13 октября 1914 года».

Глава VI МЫТЬЕ ОКОН

С самого утра Лилия Ефимовна решила заняться воспитанием внука.

— Дима, нужно вымыть все окна!

— Ба! — недовольно откликнулся Димка. — Окна моют два раза в год — весной и осенью. А сейчас середина июля.

У него на утро были другие планы. Сегодня гусар был у него, и Димка хотел приложить максимум своих усилий, чтобы наконец-то открылось рубиновое сердце.

Но бабушка была непреклонна:

— В приличных домах окна моют гораздо чаще. Бери ведро, тряпку и марш!

Она крутанула в воздухе палкой, как заправский денди.

— Я пойду в магазин, прогуляюсь. Это очень полезно для здоровья.

Спорить с ней можно было, конечно, до бесконечности, но Димка знал всю тщетность этих споров. Закончится тем, что он все равно пойдет мыть окна. Так лучше это сделать как можно быстрее.

Бабка ушла в магазин. Димка поставил серебряного гусара на стол, полюбовался им вблизи и издали, вздохнул и поплелся за тряпкой.

Он решил начать со своей комнаты и настежь распахнул обе рамы. Потом намочил тряпку и провел ею по стеклу.

Чище не стало. Только отражение начало плавать, как в кривом зеркале. Димка потер еще.

Вообще-то окна мыла сама бабка. Что это ей вздумалось сегодня поручить ему такое ответственное дело?

Димка почесал в затылке и попробовал растереть мокрое пятно на окне. Прямо сказать, невымытое стекло смотрелось чище якобы вымытого.

Когда-то в школе, на субботнике, их тоже заставляли мыть окна, но они в наглую перекинули эту работу на девчонок, а сами гонялись друг за другом по партам, пока староста не выгнала их в коридор.

Как же девчонки мыли эти проклятые стекла? Или это окно такое попалось? Бывает же какое-нибудь корявое, или толстое, или еще какое.

Димка вздохнул и решил попробовать помыть кухонное окно. Оно было меньше и чисто внешне не производило впечатления неправильного окна.

Но прежде чем добраться до окна, пришлось преодолеть массу препятствий.

Во-первых, на подоконнике густым зеленым конгломератом вились, поднимались, цвели отростки всевозможных цветов. Димка распутывал стебельки и листочки и думал, что это работа для японцев, которые любят перебирать крупу и находят в такой тягомотине какое-то наслаждение.

Во-вторых, Димке понадобился стол, а стол был уставлен жестяными баночками с приправами.

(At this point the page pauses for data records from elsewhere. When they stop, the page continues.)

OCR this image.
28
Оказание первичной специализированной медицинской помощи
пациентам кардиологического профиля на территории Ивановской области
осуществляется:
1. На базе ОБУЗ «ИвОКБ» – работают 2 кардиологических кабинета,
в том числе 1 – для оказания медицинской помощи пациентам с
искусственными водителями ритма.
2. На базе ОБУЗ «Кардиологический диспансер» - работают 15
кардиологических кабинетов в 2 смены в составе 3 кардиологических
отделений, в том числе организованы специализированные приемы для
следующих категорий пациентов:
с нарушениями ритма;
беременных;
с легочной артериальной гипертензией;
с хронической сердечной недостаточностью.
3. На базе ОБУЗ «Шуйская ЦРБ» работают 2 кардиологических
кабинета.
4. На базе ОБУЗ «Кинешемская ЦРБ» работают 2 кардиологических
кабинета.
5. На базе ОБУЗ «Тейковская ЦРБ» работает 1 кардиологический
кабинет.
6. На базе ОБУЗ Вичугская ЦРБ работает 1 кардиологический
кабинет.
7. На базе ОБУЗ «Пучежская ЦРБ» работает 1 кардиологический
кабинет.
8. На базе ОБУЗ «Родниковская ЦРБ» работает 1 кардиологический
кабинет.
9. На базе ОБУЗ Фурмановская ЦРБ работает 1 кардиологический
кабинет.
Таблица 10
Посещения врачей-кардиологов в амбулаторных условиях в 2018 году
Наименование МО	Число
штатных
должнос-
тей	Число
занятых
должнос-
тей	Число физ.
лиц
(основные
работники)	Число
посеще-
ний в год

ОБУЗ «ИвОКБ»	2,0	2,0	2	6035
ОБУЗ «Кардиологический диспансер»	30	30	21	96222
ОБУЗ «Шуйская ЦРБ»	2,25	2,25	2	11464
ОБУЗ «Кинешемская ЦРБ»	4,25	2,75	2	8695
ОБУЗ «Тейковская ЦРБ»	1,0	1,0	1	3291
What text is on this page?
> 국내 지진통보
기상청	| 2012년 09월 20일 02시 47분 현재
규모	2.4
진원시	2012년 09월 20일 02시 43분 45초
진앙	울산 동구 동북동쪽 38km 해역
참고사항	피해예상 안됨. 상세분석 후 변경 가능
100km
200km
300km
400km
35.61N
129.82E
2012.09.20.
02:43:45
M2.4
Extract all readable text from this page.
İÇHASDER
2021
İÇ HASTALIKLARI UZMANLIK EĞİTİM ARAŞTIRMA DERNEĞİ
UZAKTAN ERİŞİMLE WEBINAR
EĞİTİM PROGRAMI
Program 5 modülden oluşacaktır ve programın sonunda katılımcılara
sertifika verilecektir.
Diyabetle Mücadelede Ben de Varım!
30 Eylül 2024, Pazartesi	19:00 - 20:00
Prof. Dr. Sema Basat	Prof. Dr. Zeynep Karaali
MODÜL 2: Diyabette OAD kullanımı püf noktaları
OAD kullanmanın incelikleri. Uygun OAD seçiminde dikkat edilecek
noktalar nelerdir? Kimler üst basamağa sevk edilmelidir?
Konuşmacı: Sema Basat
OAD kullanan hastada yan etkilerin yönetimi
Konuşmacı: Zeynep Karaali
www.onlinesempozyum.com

«Зачем бабке столько приправ?» — сердито подумал Димка, переставляя на пол жестянку за жестянкой, совершенно позабыв о том, что сам просил бабушку бросать в еду побольше разных пряностей.

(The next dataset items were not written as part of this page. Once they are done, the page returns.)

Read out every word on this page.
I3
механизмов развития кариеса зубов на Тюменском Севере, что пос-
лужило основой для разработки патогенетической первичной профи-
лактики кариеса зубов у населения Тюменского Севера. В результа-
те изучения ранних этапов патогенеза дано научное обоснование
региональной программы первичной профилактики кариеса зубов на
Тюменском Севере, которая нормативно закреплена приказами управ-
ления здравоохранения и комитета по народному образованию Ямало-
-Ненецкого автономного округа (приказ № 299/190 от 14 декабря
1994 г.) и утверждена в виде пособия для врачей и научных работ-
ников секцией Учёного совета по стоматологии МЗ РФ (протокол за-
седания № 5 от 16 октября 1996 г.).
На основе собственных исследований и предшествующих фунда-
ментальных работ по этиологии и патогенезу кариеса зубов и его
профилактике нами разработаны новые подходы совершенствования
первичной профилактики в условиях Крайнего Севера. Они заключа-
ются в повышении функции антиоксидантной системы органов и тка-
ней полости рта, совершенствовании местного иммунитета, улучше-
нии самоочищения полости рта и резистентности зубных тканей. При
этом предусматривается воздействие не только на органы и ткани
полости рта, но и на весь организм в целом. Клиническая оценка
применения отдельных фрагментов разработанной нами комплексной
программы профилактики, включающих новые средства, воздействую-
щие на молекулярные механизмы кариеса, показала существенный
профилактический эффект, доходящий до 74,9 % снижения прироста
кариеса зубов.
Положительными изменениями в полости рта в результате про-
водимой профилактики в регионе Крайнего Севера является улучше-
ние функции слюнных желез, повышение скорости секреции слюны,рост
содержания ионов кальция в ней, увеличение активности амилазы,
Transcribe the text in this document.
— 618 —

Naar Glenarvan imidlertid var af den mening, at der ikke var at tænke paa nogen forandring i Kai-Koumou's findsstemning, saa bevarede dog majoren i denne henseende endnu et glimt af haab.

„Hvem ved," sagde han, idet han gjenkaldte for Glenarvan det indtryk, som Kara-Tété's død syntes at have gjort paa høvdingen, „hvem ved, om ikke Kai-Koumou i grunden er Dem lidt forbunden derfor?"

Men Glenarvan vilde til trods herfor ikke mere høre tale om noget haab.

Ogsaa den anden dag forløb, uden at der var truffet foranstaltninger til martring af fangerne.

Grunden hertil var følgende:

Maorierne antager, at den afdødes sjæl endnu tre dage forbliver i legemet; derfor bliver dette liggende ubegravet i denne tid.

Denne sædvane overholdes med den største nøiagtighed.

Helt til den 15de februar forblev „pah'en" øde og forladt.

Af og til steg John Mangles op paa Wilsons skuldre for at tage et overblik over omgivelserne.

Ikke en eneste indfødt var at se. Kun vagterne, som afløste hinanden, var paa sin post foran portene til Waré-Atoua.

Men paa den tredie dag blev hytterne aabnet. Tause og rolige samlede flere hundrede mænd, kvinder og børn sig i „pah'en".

Одну банку в руках он все-таки не удержал, и молотый перец черным снегом засыпал пол-кухни. Димка расчихался, закрыл нос полотенцем, но ничего не помогало — чих и не думал заканчиваться. Димка открыл воду и плюхался, как морж, разбрызгивая вокруг себя крупные капли.

Именно поэтому он не заметил прихода бабушки. А потом поднялся такой крик, что и вода не могла его заглушить.

— Держи вора! — громовым голосом орала Лилия Ефимовна и, зажмурив глаза, размахивала палкой в Димкиной комнате так, будто сражалась с мушкетерами на шпагах. — Держи вора! — И тут же с повизгиванием: — Обокрали! Миленькие! Обокрали!

Тайна серебряного гусара - sc06.png

Димка, моргая мокрыми ресницами, ворвался в свою комнату и без лишних разговоров бросился к окну. Двор был пуст.

И письменный стол был пуст. Серебряный гусар исчез.

У Димки вырвался дикий крик отчаяния, и Лилия Ефимовна тут же смолкла, растерянно глядя на внука.

— Димочка! Нас обокрали! — пролепетала она и, держась за сердце, опустилась в кресло.

Димка был злой, но почему-то спокойный. Он принес бабушке валидол и присел рядом.

— Димочка! Посмотри внимательно, что украли, надо милицию вызвать, — слабым голосом попросила Лилия Ефимовна.

Димка для виду пооткрывал шкафы и повыдергивал ящики стола. Он-то знал, что ничего не украли. Ничего, кроме серебряного гусара, красовавшегося на письменном столе.

— Тебе почудилось, — спокойно произнес он, решив, что рассказывать бабушке о серебряном гусаре — долго и ни к чему.

— Как это почудилось? — взвизгнула Лилия Ефимовна уже своим обычным голосом и схватилась за палку. — Я заглядываю в комнату, а он как сиганет в окно!

— Кто?

— Мужик. Здоровый. В сером костюме. Во все окно как встал да как выпрыгнул! А я как закричу!

— Бабуль! Ничего не украдено. Не было никакого грабителя. Давай-ка я тебе давление померяю.

Димка ловко справился с тонометром и заявил, что у Лилии Ефимовны высоченное давление.